Salreu
Maré de chuvas e inundações. Fui ao sotão das memórias e trouxe um episódio vivido com um amigo de sempre. Inverosímil, talvez, mas verdadeiro. Ocorrido há anos, numa manhã de narcejas, em Salreu, um braço qualquer da Ria de Aveiro.
O terreno era o que se percebe. Já o meu Pai, tão andado por ali, avisara a perigosidade dessas paragens. Mas como de costume, nunca se liga ao saber dos mais velhos...
Quis Deus, caminhássemos muito perto um do outro. Porque, de súbito, dois passos dados, vimo-nos atolados até ao umbigo. Com as botas que nos chegam cá acima, presas ao cinto, completamente afogadas...

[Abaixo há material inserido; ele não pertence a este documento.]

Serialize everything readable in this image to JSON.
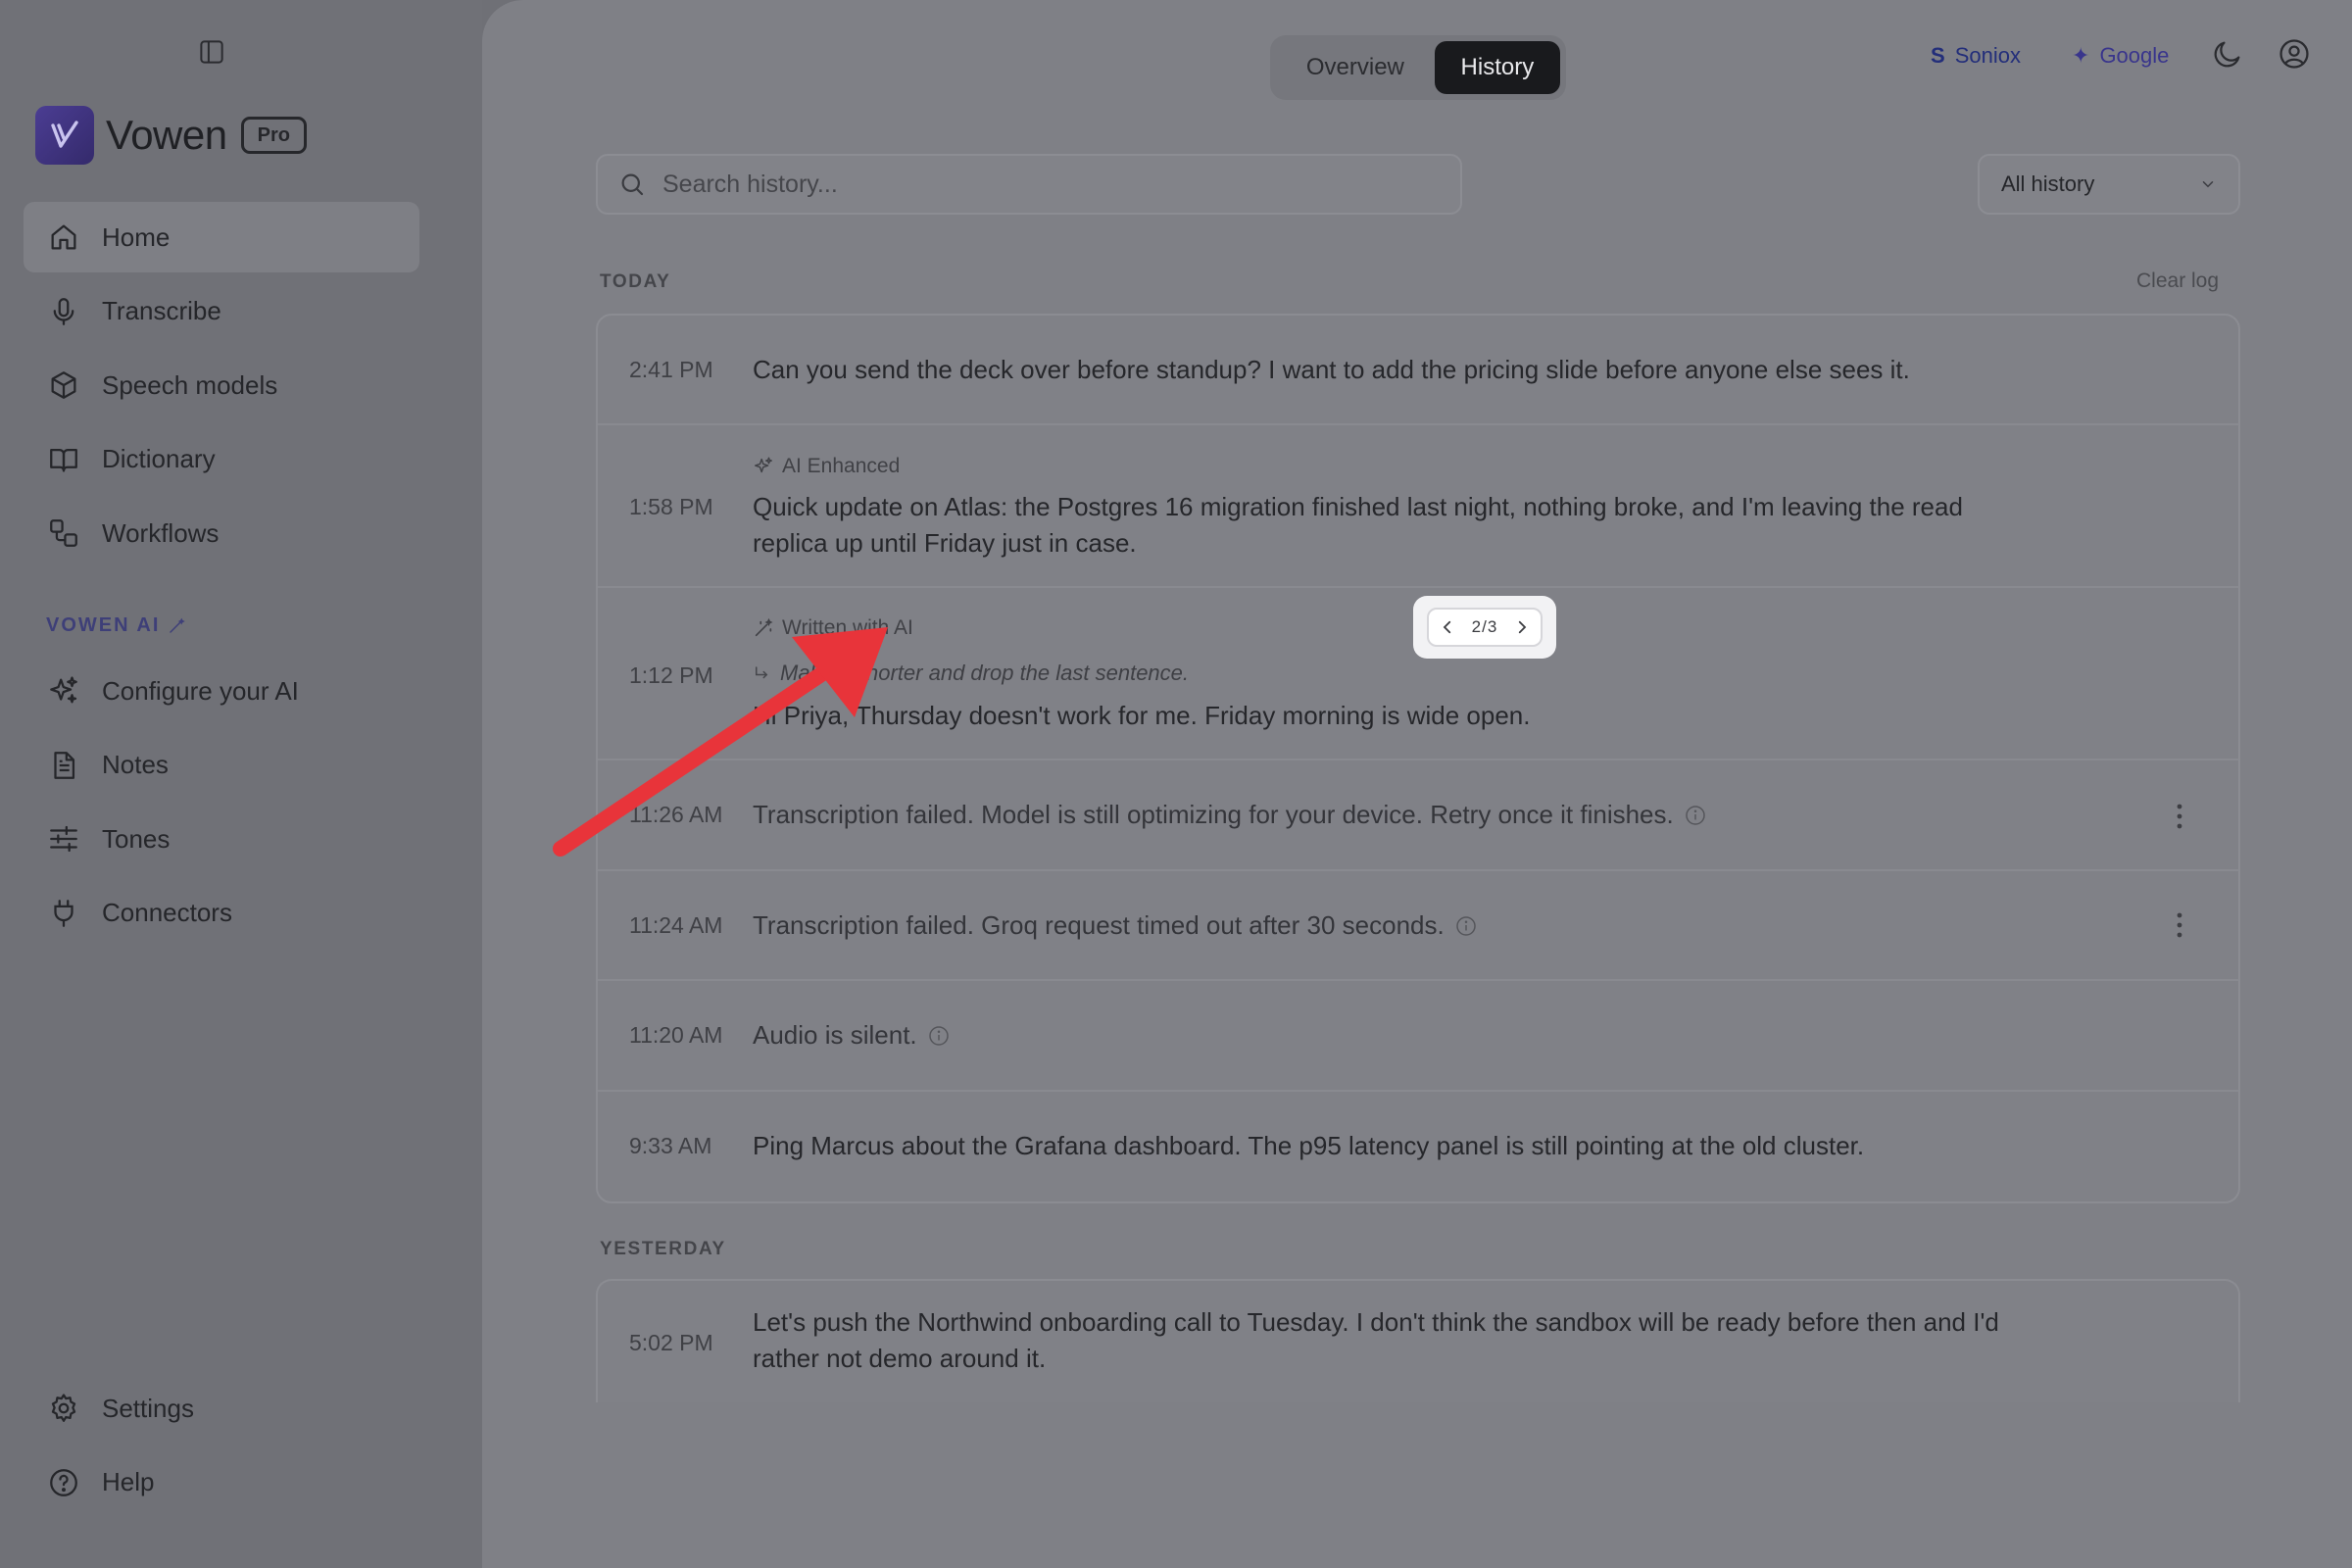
{
  "app": {
    "name": "Vowen",
    "plan_badge": "Pro",
    "brand_color": "#3d2f80"
  },
  "sidebar": {
    "nav_items": [
      {
        "label": "Home",
        "icon": "home-icon",
        "active": true
      },
      {
        "label": "Transcribe",
        "icon": "microphone-icon"
      },
      {
        "label": "Speech models",
        "icon": "cube-icon"
      },
      {
        "label": "Dictionary",
        "icon": "book-icon"
      },
      {
        "label": "Workflows",
        "icon": "workflow-icon"
      }
    ],
    "ai_section_label": "VOWEN AI",
    "ai_items": [
      {
        "label": "Configure your AI",
        "icon": "sparkles-icon"
      },
      {
        "label": "Notes",
        "icon": "document-icon"
      },
      {
        "label": "Tones",
        "icon": "sliders-icon"
      },
      {
        "label": "Connectors",
        "icon": "plug-icon"
      }
    ],
    "bottom_items": [
      {
        "label": "Settings",
        "icon": "gear-icon"
      },
      {
        "label": "Help",
        "icon": "help-circle-icon"
      }
    ]
  },
  "header": {
    "tabs": [
      {
        "label": "Overview",
        "active": false
      },
      {
        "label": "History",
        "active": true
      }
    ],
    "providers": [
      {
        "label": "Soniox",
        "icon": "S"
      },
      {
        "label": "Google",
        "icon": "✦"
      }
    ]
  },
  "history": {
    "search_placeholder": "Search history...",
    "filter_value": "All history",
    "clear_label": "Clear log",
    "groups": [
      {
        "label": "TODAY",
        "entries": [
          {
            "time": "2:41 PM",
            "text": "Can you send the deck over before standup? I want to add the pricing slide before anyone else sees it."
          },
          {
            "time": "1:58 PM",
            "tag": "AI Enhanced",
            "text": "Quick update on Atlas: the Postgres 16 migration finished last night, nothing broke, and I'm leaving the read replica up until Friday just in case."
          },
          {
            "time": "1:12 PM",
            "tag": "Written with AI",
            "instruction": "Make it shorter and drop the last sentence.",
            "text": "Hi Priya, Thursday doesn't work for me. Friday morning is wide open.",
            "pager": "2/3"
          },
          {
            "time": "11:26 AM",
            "text": "Transcription failed. Model is still optimizing for your device. Retry once it finishes.",
            "status": "error"
          },
          {
            "time": "11:24 AM",
            "text": "Transcription failed. Groq request timed out after 30 seconds.",
            "status": "error"
          },
          {
            "time": "11:20 AM",
            "text": "Audio is silent.",
            "status": "silent"
          },
          {
            "time": "9:33 AM",
            "text": "Ping Marcus about the Grafana dashboard. The p95 latency panel is still pointing at the old cluster."
          }
        ]
      },
      {
        "label": "YESTERDAY",
        "entries": [
          {
            "time": "5:02 PM",
            "text": "Let's push the Northwind onboarding call to Tuesday. I don't think the sandbox will be ready before then and I'd rather not demo around it."
          }
        ]
      }
    ]
  },
  "annotation": {
    "arrow_color": "#e8343a"
  }
}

É dificil descrever a sensação. Fique apenas a ideia de que o esforço para libertar uma perna implicava o afundamento da outra - areias movediças!
Sem palavras, percebemos tudo e confrontámos o pânico. Felizmente, eu estava um pouco atrás. O meu parceiro ganhava-me na balança alguns vinte quilos.
E, apoiando-me nele, desapertando as presilhas das botas, lá consegui libertar-me e retroceder - numa espécie de cambalhota para trás - ao ponto firme do ensopado. Depois, foram as palavras de tranquilidade, os cartuchos retirados da arma, e esta usada como um cabo de vassoura, a puxá-lo para fora - sem botas.
Em meias, dentro de água, ainda conseguimos pescar o calçado. Lívidos, continuámos a caçar. Porque estavamos a seco, não tinhamos sequer visto uma narceja...
Custa reconhecê-lo, mas hoje não prosseguiríamos. Coisas da idade.